Ele achou absurdas todas as previsões do homem amargurado, e preferiu se abster de comentar que ela sempre fora vaidosa por si, e não porque ele alguma vez lhe pedira, mas de que adiantaria argumentar com outra solitária alma?

Mas agora de volta à casa, no precário quarto que usavam na taverna e que lhes servia de lar, ele percebia que suas roupas não eram as mesmas, nem ela arrumava os cabelos com o mesmo apreço, e quando ele comentou sobre os enfeites que agora lhe faziam falta, ela pela primeira vez aumentou a voz e lhe interrogou se às caçadas se ia com roupa de baile e se a ela ele via como um cabide, ou a alma que o corpo escondia; se as caçadas o haviam embrutecido ao ponto de lhe importar mais sua aparência do que tudo o mais que tinham em comum…

Ele não entendeu o ataque, assim como ela noutro dia também não entendeu o que dele recebeu. E ataques foram se sucedendo enquanto um tentava ora manipular e ora proteger a pessoa que antes nada precisaria fazer para ser amada e compreendida.

Anos passaram e muitos compromissos a mais vieram, consumindo ambos em suas tarefas, questões e responsabilidades, que ora eram compartilhadas, e outras eram ocultadas.

Ele aprendeu a buscar em outras virgens a magia que um dia dela se nutria; e ela se fechou ao afeto, pois que para nenhum homem jamais outra vez se entregaria. Levavam a vida juntos, mas por dentro completamente separados.
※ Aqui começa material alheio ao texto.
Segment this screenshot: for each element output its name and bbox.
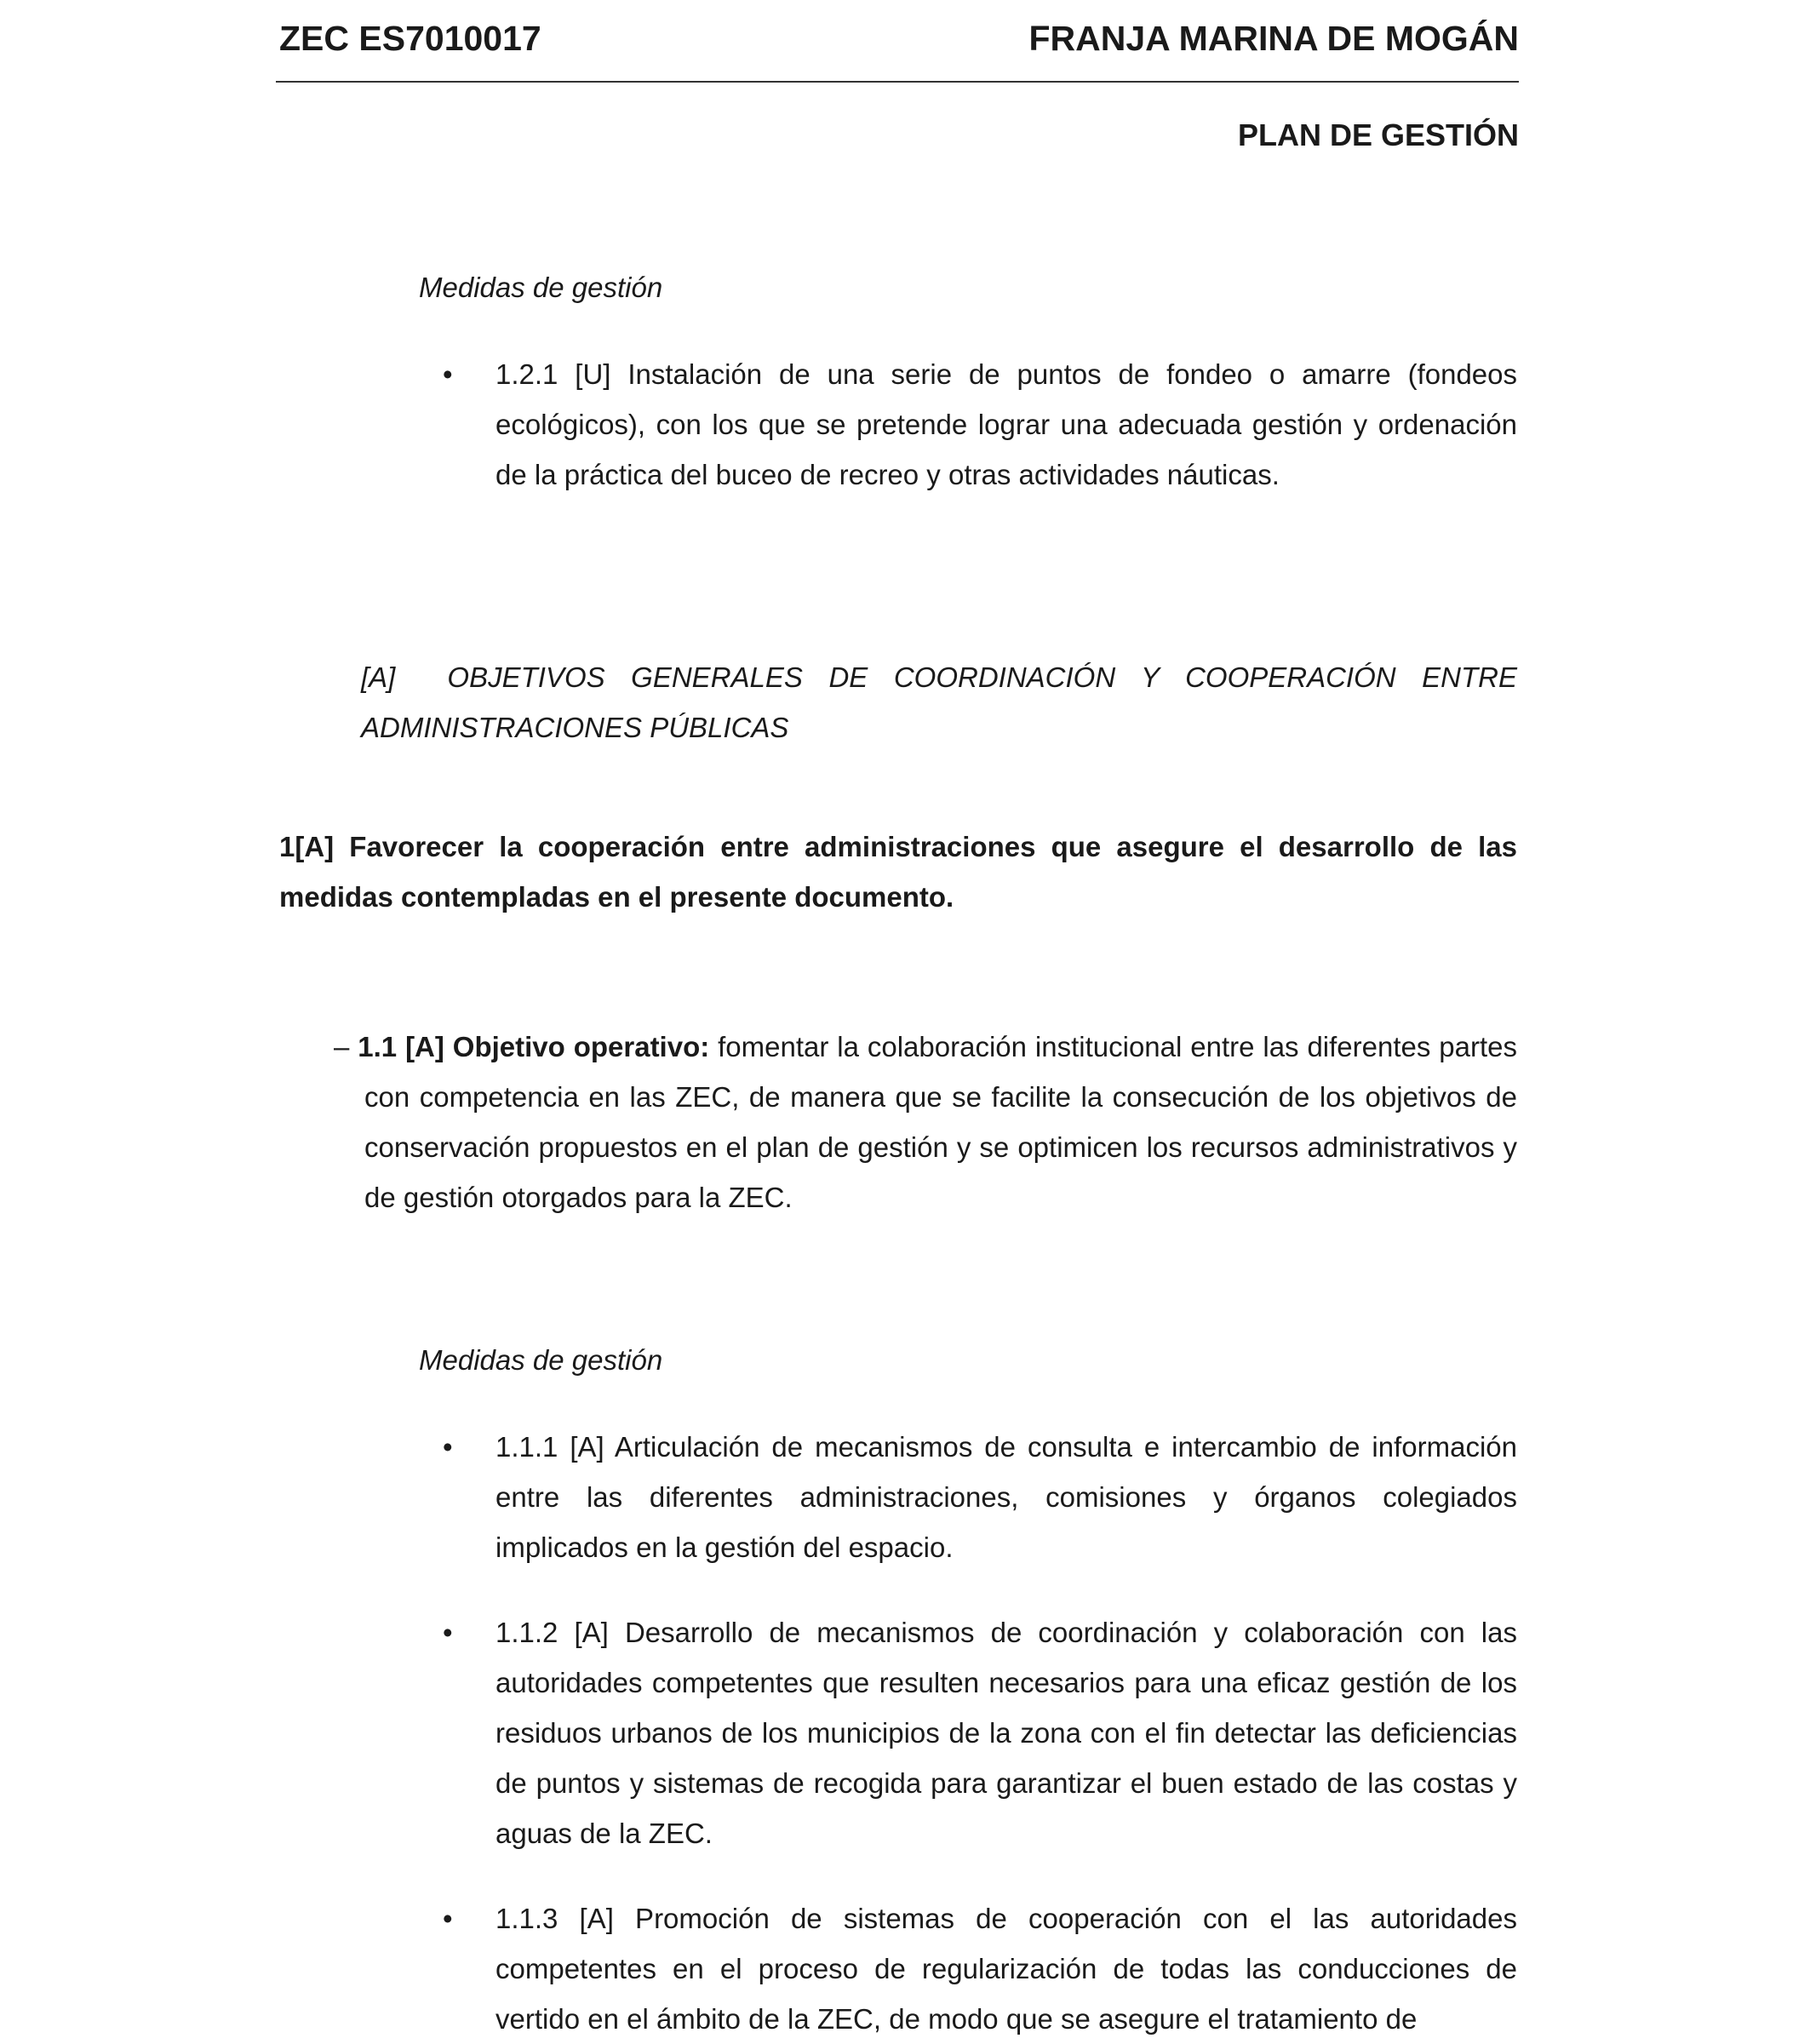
header-rule <box>276 81 1519 83</box>
bullet-dot: • <box>443 1431 453 1463</box>
measure-item: 1.1.3 [A] Promoción de sistemas de cooperación con el las autoridades competentes en el proceso de regularización de todas las conducciones de vertido en el ámbito de la ZEC, de modo que se asegure el tratamiento de <box>495 1903 1517 2035</box>
measures-heading-2: Medidas de gestión <box>419 1344 663 1376</box>
dash-marker: – <box>334 1031 350 1062</box>
operative-text: fomentar la colaboración institucional entre las diferentes partes con competencia en las ZEC, de manera que se facilite la consecución de los objetivos de conservación propuestos en el plan de gestión y se optimicen los recursos administrativos y de gestión otorgados para la ZEC. <box>364 1031 1518 1213</box>
measure-item: 1.1.2 [A] Desarrollo de mecanismos de coordinación y colaboración con las autoridades competentes que resulten necesarios para una eficaz gestión de los residuos urbanos de los municipios de la zona con el fin detectar las deficiencias de puntos y sistemas de recogida para garantizar el buen estado de las costas y aguas de la ZEC. <box>495 1617 1517 1849</box>
bullet-dot: • <box>443 1617 453 1648</box>
general-goal: 1[A] Favorecer la cooperación entre administraciones que asegure el desarrollo de las medidas contempladas en el presente documento. <box>279 831 1517 913</box>
header-left: ZEC ES7010017 <box>279 19 541 58</box>
header-right: FRANJA MARINA DE MOGÁN <box>1028 19 1519 58</box>
bullet-dot: • <box>443 1903 453 1934</box>
bullet-dot: • <box>443 358 453 390</box>
measure-item: 1.2.1 [U] Instalación de una serie de puntos de fondeo o amarre (fondeos ecológicos), con los que se pretende lograr una adecuada gestión y ordenación de la práctica del buceo de recreo y otras actividades náuticas. <box>495 358 1517 490</box>
measures-heading-1: Medidas de gestión <box>419 272 663 303</box>
objectives-heading: [A] OBJETIVOS GENERALES DE COORDINACIÓN Y COOPERACIÓN ENTRE ADMINISTRACIONES PÚBLICAS <box>361 661 1524 743</box>
header-subtitle: PLAN DE GESTIÓN <box>1237 117 1519 152</box>
operative-label: 1.1 [A] Objetivo operativo: <box>358 1031 710 1062</box>
operative-objective <box>334 1022 1518 1222</box>
measure-item: 1.1.1 [A] Articulación de mecanismos de consulta e intercambio de información entre las diferentes administraciones, comisiones y órganos colegiados implicados en la gestión del espacio. <box>495 1431 1517 1563</box>
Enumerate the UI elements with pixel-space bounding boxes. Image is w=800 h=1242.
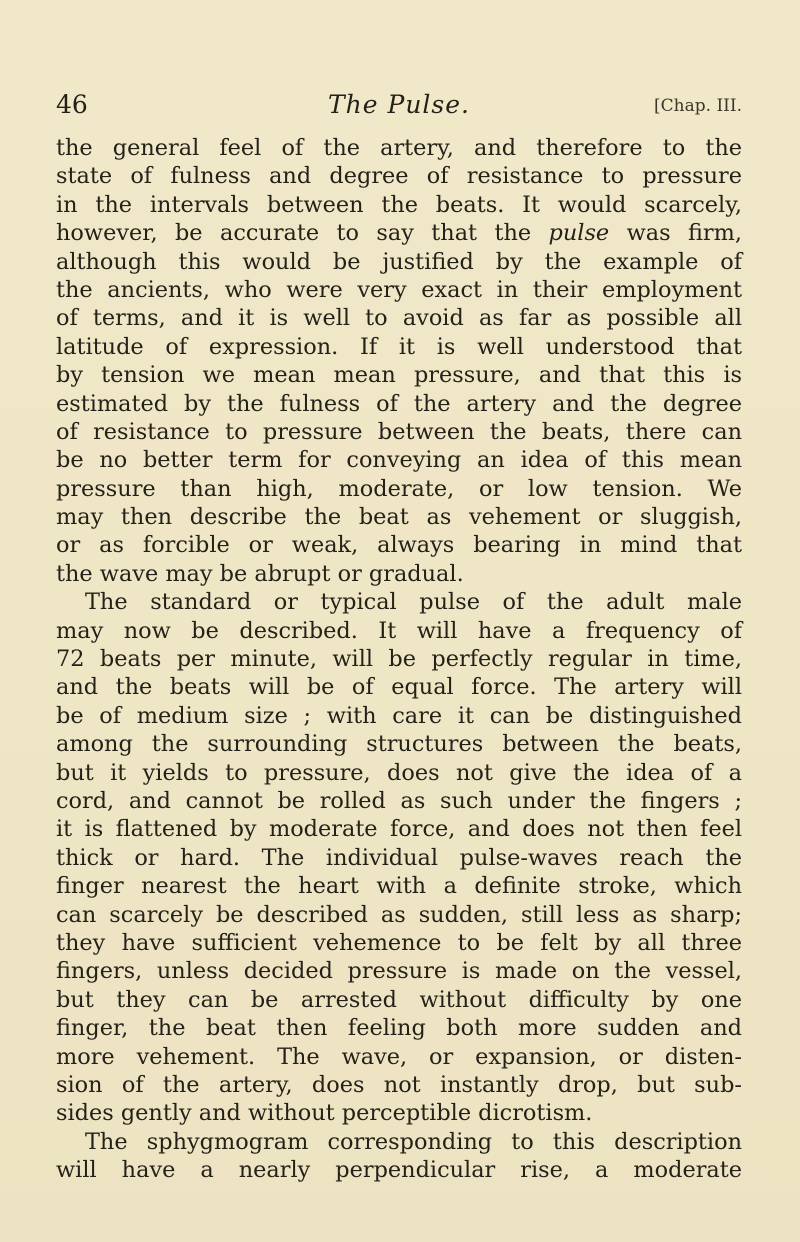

Ambos sentiram-se traídos, sozinhos em terra distante, mas na data certa retornaram ao Reino do qual há muito tempo atrás haviam partido.

Breve tempo após o retorno, já o lar lhes fazia voltar a pensar como dantes. Ele pensava em como fora fraco, se deixando levar pelo que achavam os amigos. Antes deveria ter dela se acercado logo no início da primeira caçada e contado a verdade, falado sobre os comportamentos subvertidos do grupo, perguntado a ela se haveria outra coisa que se fazer, além de caçar e lavar cousas eternamente na mesma taverna, sem ter sequer pessoas sãs entre as amizades com as quais podiam contar.

Agora ele pensava que lá eram todos loucos, e antes ele e ela tivessem vivido a dois e a sós, o mais longe possível da multidão insana que lhes convidava a todo momento: “Juntem-se a nós!”

Mas de que valia juntar-se aos mancos de sentimento e aos críticos do amar? Antes tivessem buscado uma vida alternativa, talvez junto de outras pessoas que como eles, também perceberam que a taverna era um lugar perturbado demais para se habitar. E quanto mais pensava, mais decidia:

“Da próxima vez, farei diferente. Vou procurá-la assim que a vir e faremos novos planos. Quando o Rei nos mandar de volta à taverna, dessa vez saberemos mais como nos proteger da loucura geral e nos manteremos fiéis a nosso voto ancestral, de sempre nos priorizarmos perante as dificuldades da vida e juntos perseverarmos fazendo o melhor até o final!”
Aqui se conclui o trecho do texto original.